Самгин вспомнил, что она уже второй раз называет террор "семейным делом"; так же сказала она по поводу покушения Тамары Принц на генерала Каульбарса в Одессе. Самгин дал ей газету, где напечатана была заметка о покушении.
– Да, - знаю, - сказала Марина.
– Лидии подробно известно это. Встряхнув газету, как будто на ней осела пыль, она выговорила медленно, с недоумением:
– Детскость какая! Пришла к генералу дочь генерала и - заплакала, дурочка: ах, я должна застрелить вас, а - не могу, вы - друг моего отца! Татьяна-то Леонтьева, которая вместо министра Дурново какого-то немца-коммивояжера подстрелила, тоже, кажется, генеральская дочь? Это уж какие-то семейные дела...
Ее устойчиво спокойное отношение к действительности возмущало Самгина, но он молчал, понимая, что возмущается не только от ума, а и от зависти. События проходили над нею, точно облака и, касаясь ее, как тени облаков, не омрачали настроения; спокойно сообщив: "Лидия рассказывает, будто Государственный Совет хотели взорвать. Не удалось", - она задумчиво спросила:
– Отчего это иногда не удается им?
Самгин усмехнулся, подумав, что, если б она была террористкой, ей бы, наверное, удалось взорвать и Государственный совет.
"Ей все - чуждо, - думал он.
– Точно иностранка.

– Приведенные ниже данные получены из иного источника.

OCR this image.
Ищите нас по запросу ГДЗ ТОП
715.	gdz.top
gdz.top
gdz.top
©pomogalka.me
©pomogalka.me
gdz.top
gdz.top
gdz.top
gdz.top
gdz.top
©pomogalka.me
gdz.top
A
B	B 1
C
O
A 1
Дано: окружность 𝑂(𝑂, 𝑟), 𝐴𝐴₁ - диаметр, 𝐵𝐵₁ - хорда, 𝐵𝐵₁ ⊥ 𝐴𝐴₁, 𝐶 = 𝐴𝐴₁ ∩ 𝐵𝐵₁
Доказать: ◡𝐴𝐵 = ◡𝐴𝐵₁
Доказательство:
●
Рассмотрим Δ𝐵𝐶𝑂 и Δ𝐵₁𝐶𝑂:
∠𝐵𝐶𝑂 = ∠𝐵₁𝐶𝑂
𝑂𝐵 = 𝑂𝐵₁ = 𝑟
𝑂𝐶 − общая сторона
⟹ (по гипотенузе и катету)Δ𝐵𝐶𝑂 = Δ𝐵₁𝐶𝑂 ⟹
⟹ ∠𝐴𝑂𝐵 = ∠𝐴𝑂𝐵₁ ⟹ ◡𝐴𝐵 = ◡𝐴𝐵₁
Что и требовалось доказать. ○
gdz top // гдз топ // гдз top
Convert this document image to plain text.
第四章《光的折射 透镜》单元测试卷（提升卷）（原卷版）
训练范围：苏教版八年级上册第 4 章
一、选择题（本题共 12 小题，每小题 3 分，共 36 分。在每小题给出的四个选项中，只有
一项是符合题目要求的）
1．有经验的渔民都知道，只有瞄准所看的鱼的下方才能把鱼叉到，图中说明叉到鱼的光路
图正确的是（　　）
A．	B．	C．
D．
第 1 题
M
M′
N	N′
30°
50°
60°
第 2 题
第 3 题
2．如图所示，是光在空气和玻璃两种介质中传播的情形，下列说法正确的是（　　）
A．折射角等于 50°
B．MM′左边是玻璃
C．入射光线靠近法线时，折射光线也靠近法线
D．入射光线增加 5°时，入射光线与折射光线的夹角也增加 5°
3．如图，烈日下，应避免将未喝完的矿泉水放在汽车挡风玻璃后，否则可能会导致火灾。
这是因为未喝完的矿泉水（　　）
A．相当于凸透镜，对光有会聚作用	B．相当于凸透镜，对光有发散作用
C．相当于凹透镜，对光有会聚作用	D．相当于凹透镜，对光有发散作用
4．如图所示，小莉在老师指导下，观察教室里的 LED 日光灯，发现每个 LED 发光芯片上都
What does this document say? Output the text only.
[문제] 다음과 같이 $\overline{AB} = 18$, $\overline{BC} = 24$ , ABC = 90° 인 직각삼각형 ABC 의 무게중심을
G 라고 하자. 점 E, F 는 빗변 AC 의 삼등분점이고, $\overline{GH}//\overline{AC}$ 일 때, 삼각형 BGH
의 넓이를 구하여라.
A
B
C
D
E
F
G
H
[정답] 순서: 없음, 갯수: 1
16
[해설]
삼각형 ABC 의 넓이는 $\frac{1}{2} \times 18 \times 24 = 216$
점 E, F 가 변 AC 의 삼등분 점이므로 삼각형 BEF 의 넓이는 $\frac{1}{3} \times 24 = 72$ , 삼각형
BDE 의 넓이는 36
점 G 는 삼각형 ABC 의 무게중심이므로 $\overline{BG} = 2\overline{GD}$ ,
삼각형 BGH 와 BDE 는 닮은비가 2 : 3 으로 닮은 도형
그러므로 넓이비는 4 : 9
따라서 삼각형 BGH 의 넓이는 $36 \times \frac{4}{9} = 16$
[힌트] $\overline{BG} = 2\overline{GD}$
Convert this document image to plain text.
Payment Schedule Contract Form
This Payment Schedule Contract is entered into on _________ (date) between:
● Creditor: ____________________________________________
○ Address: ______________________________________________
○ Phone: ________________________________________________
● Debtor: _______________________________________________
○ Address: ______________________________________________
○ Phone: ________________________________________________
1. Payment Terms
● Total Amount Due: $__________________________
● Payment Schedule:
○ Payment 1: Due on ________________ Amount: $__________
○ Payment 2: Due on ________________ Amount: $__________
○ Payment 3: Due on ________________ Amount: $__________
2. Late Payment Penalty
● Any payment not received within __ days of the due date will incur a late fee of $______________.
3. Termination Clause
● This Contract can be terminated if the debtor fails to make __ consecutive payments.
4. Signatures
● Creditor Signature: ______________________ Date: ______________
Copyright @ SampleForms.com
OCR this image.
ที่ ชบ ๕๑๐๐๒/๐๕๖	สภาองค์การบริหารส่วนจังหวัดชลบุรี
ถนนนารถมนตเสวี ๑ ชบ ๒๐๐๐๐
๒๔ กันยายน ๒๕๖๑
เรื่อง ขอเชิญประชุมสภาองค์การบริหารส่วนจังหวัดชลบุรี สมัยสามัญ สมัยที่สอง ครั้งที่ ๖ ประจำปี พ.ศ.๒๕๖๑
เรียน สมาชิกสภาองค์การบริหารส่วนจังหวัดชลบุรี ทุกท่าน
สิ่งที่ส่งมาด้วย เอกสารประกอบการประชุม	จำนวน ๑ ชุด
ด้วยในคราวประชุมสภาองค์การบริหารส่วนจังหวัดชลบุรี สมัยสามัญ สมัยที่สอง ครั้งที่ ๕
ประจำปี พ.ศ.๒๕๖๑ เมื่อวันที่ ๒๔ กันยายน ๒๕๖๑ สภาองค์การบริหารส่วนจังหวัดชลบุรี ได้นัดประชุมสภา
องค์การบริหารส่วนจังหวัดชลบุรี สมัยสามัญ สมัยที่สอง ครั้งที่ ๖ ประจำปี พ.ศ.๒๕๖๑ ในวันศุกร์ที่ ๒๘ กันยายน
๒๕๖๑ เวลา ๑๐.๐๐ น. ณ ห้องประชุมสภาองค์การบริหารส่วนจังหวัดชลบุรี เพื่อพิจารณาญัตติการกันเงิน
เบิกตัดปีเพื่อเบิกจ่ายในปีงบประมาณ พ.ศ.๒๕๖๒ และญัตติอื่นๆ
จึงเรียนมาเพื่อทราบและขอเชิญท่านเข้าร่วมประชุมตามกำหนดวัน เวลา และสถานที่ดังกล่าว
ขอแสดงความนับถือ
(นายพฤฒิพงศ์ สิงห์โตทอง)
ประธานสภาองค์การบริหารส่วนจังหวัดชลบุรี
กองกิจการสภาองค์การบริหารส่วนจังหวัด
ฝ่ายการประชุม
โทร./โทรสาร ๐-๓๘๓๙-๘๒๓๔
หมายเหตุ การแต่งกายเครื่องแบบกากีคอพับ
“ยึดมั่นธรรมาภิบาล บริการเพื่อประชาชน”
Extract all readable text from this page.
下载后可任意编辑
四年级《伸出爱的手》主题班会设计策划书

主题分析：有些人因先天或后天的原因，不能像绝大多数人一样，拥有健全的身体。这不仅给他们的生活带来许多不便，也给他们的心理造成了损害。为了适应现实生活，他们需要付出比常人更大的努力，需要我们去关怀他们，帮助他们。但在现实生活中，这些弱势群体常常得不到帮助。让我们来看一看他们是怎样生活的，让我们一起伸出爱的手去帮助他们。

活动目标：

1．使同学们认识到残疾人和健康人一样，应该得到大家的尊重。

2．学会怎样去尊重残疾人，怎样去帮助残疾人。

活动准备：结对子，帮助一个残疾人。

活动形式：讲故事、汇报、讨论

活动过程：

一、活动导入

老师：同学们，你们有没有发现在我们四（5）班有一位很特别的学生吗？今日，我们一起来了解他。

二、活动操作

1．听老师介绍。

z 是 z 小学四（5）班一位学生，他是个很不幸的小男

Или человек, непоколебимо уверенный, что "все к лучшему в этом наилучшем из миров". Откуда у нее этот... оптимизм... животного?"
В "наилучшем из миров" бесплодно мучается некто Клим Самгин. Хотя он уже не с такою остротой, как раньше, чувствовал бесплодность своих исканий, волнений и тревог, но временами все-таки казалось, что действительность становится все более враждебной ему и отталкивает, выжимает его куда-то в сторону, вычеркивая из жизни. Его особенно поразил неожиданный и резкий выпад против интеллигенции со стороны Томилина. В местной либеральной газете был напечатан подробный отчет о лекции, которую прочитал Томилин на родине Самгина. Лекция была озаглавлена "Интеллект и рок", - в ней доказывалось, что интеллект и является выразителем воли рока, а сам "рок не что иное, как маска Сатаны - Прометея"; "Прометей - это тот, кто первый внушил человеку в раю неведения страсть к познанию, и с той поры девственная, жаждущая веры душа богоподобного человека сгорает в Прометеевом огне; материализм - это серый пепел ее". Томилин "беспощадно, едко высмеивал тонко организованную личность, кристалл, якобы способный отразить спектры всех огней жизни и совершенно лишенный силы огня веры в простейшую и единую мудрость мира, заключенную в таинственном слове - бог".